The scenario was an infamous retrospective of the 1988 uprising in Burma today in the sense that junta government went on a rampage of killing at least 3000 student demonstrators while the world was sleeping. But now the whole world is watching and doing something. Nineteen years after the uprising and almost forty five years under a military rule, the people in Burma had enough of it! Their resilience to take the brunt against this regime has reached its limit and that same resilience will endure any sacrifices that the Burmese people and other ethnic nationals will inevitably suffer for genuine democracy.

The recent crackdown on protests in Burma has provoked widespread condemnation from the Western democracies. While the call for sanctions by the US and UK may have little impact on restraining the regime it can deliver impact if a more decisive action from the United Nations will be put forward. The visit of the UN special envoy Ibrahim Gambari so far is the only concrete action that we see from the United Nations. We hope to see more decisive actions from the international community amidst diplomatic channels.

The Association of Southeast Asian Nations (ASEAN) despite its non-interference policy, scorn the junta. Though one may view that the statements made by Japan, India, Russia and China were just diplomatic rhetoric and is not enough to stop the killings, it is still a welcome move coming from these countries that have extensive economic relation with the junta.
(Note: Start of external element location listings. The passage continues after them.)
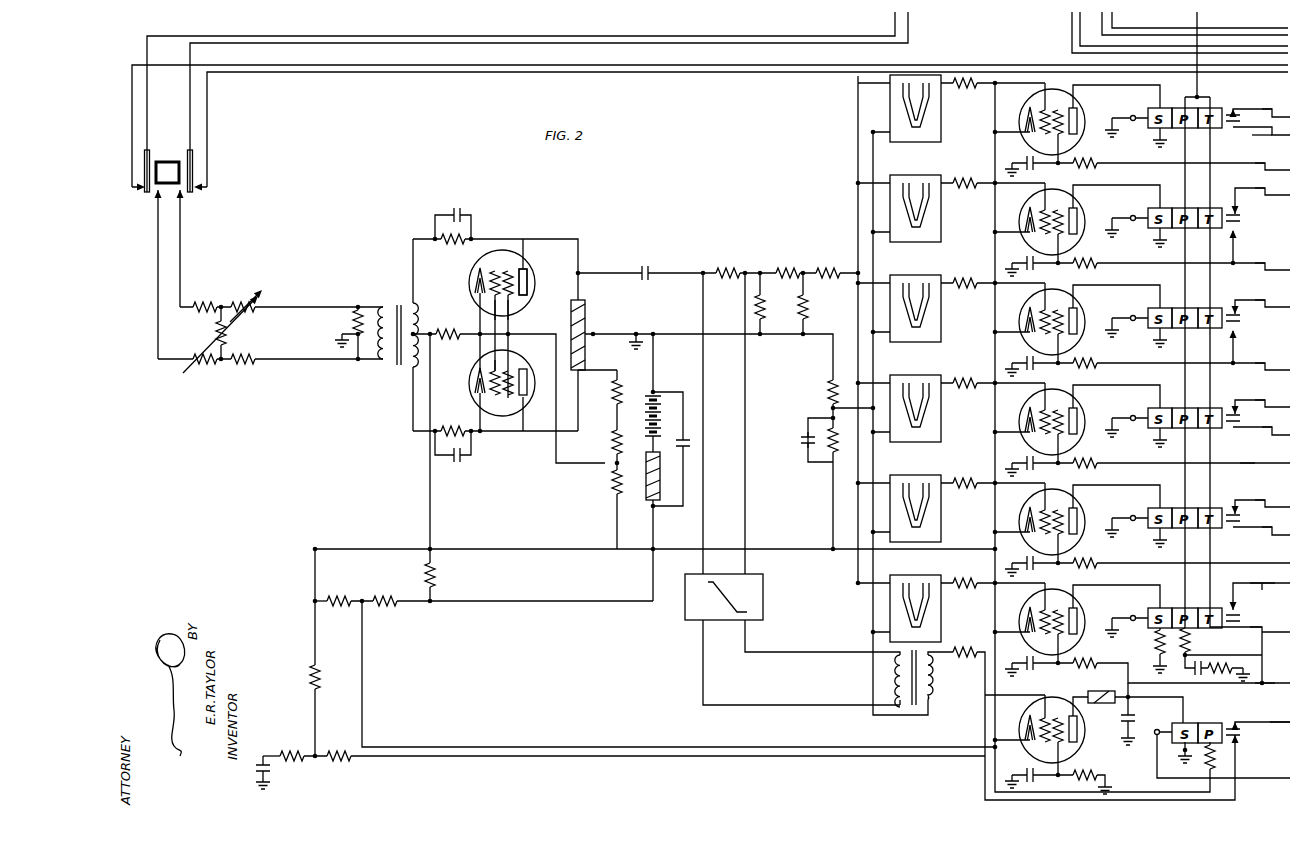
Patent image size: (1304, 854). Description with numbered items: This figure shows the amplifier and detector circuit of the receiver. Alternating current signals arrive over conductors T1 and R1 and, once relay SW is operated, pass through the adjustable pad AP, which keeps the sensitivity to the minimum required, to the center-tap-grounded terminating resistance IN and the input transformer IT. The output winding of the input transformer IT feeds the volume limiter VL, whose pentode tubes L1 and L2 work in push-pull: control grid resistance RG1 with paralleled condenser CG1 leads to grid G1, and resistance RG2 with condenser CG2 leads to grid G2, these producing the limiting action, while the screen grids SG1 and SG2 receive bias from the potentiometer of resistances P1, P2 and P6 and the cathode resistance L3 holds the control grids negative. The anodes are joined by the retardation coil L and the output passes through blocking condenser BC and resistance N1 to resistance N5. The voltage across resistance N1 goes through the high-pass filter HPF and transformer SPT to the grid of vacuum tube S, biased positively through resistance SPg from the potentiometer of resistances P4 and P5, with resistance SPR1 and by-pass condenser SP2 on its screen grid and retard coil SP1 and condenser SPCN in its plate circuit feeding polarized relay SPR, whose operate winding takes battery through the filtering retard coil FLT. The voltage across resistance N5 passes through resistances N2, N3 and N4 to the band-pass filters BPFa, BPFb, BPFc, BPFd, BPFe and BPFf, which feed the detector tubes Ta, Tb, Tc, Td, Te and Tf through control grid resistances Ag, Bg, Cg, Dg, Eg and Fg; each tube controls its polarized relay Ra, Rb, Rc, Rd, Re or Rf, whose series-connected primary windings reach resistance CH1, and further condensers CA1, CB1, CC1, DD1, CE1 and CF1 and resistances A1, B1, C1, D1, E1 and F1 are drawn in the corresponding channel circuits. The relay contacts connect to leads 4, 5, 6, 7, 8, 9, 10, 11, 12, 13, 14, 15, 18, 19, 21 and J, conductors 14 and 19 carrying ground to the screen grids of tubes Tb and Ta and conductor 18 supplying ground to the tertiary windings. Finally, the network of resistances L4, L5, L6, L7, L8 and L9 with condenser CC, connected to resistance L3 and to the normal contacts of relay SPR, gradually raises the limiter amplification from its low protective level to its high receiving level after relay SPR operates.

The trunk conductor T1 is at (147, 49).
The trunk conductor R1 is at (190, 49).
The relay SW is at (167, 162).
The adjustable pad AP is at (226, 305).
The terminating resistance IN is at (361, 322).
The input transformer IT is at (402, 366).
The cathode resistance L3 is at (448, 330).
The resistance L7 is at (441, 575).
The control grid resistance RG1 is at (453, 249).
The condenser CG1 is at (457, 208).
The volume limiter VL is at (502, 302).
The grid G1 is at (494, 310).
The grid G2 is at (494, 362).
The screen grid SG1 is at (512, 306).
The vacuum tube L1 is at (530, 288).
The vacuum tube L2 is at (519, 362).
The screen grid SG2 is at (508, 398).
The control grid resistance RG2 is at (450, 426).
The condenser CG2 is at (460, 463).
The retardation coil L is at (596, 333).
The blocking condenser BC is at (647, 266).
The resistance N1 is at (729, 267).
The resistance N2 is at (788, 267).
The resistance N3 is at (828, 267).
The resistance N4 is at (809, 311).
The resistance N5 is at (766, 311).
The potentiometer resistance P6 is at (612, 390).
The potentiometer resistance P1 is at (612, 446).
The potentiometer resistance P2 is at (612, 484).
The filtering retard coil FLT is at (639, 488).
The potentiometer resistance P4 is at (827, 393).
The potentiometer resistance P5 is at (828, 446).
The high-pass filter HPF is at (764, 583).
The input transformer SPT is at (912, 705).
The control grid resistance SPg is at (968, 658).
The resistance L5 is at (344, 598).
The resistance L4 is at (388, 598).
The resistance L6 is at (310, 677).
The resistance L8 is at (298, 751).
The resistance L9 is at (344, 752).
The condenser CC is at (274, 772).
The band-pass filter BPFf is at (890, 77).
The control grid resistance Fg is at (965, 88).
The vacuum tube Tf is at (1079, 110).
The condenser CF1 is at (1027, 160).
The resistor F1 is at (1092, 160).
The polarized relay Rf is at (1213, 108).
The relay contact lead 4 is at (1262, 109).
The contact of relay KP3 5 is at (1252, 135).
The lead 6 is at (1262, 163).
The band-pass filter BPFe is at (915, 199).
The control grid resistance Eg is at (965, 188).
The vacuum tube Te is at (1079, 210).
The condenser CE1 is at (1027, 260).
The resistor E1 is at (1092, 260).
The polarized relay Re is at (1213, 208).
The contacts of relay KP3 7 is at (1265, 195).
The lead 8 is at (1262, 263).
The band-pass filter BPFd is at (915, 299).
The control grid resistance Dg is at (965, 288).
The vacuum tube Td is at (1079, 310).
The condenser DD1 is at (1027, 360).
The resistor D1 is at (1092, 360).
The polarized relay Rd is at (1213, 308).
The lead 9 is at (1265, 300).
The lead 10 is at (1265, 363).
The band-pass filter BPFc is at (915, 399).
The control grid resistance Cg is at (965, 388).
The vacuum tube Tc is at (1079, 410).
The condenser CC1 is at (1027, 460).
The resistor C1 is at (1092, 460).
The polarized relay Rc is at (1213, 408).
The lead 11 is at (1265, 400).
The lead 12 is at (1272, 435).
The lead 15 is at (1246, 463).
The band-pass filter BPFb is at (915, 499).
The control grid resistance Bg is at (965, 488).
The vacuum tube Tb is at (1079, 510).
The condenser CB1 is at (1027, 560).
The resistor B1 is at (1092, 560).
The polarized relay Rb is at (1213, 508).
The lead 13 is at (1266, 500).
The conductor 14 is at (1272, 535).
The band-pass filter BPFa is at (915, 599).
The control grid resistance Ag is at (965, 588).
The vacuum tube Ta is at (1079, 610).
The condenser CA1 is at (1027, 660).
The resistor A1 is at (1092, 660).
The polarized relay Ra is at (1213, 608).
The resistance CH1 is at (1191, 640).
The lead 21 is at (1262, 590).
The conductor 18 is at (1262, 632).
The conductor 19 is at (1264, 686).
The vacuum tube S is at (1052, 697).
The retard coil SP1 is at (1106, 690).
The condenser SPCN is at (1132, 716).
The polarized relay SPR is at (1214, 723).
The resistance SPR1 is at (1097, 768).
The condenser SP2 is at (1010, 774).
The lead J is at (1282, 724).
We urge that they must consider that doing business at the expense of the people is not good business. Human rights protection and promotion is their business too and they must exert more effort in holding the SPDC accountable for its actions!

We would like to emphasize that international pressure from social movements and civil society around the world is a warning that it would not allow this barbaric regime to continue to rule. The international solidarity showed to the rest of the world that it supports the legitimate demands of the peoples of Burma and their heroism.

While the SPDC has guns, the peoples of Burma have their duly elected government in exile to move the country forward. While SPDC is struggling to hold on to their power, it will not be for long because the people have already spoken – they want freedom, they want democracy, human rights and justice. National reconciliation will remain a hollow demand if it will not coincide with the unconditional release all political prisoners, including NLD leader, Daw Aung San Suu Kyi.

We believed that the resistance has not been smothered. It is growing and fueling rage among the brutalized people and the monks. The only one way to go is for the junta government to be dismantled and let civilian authority rule and democracy reign.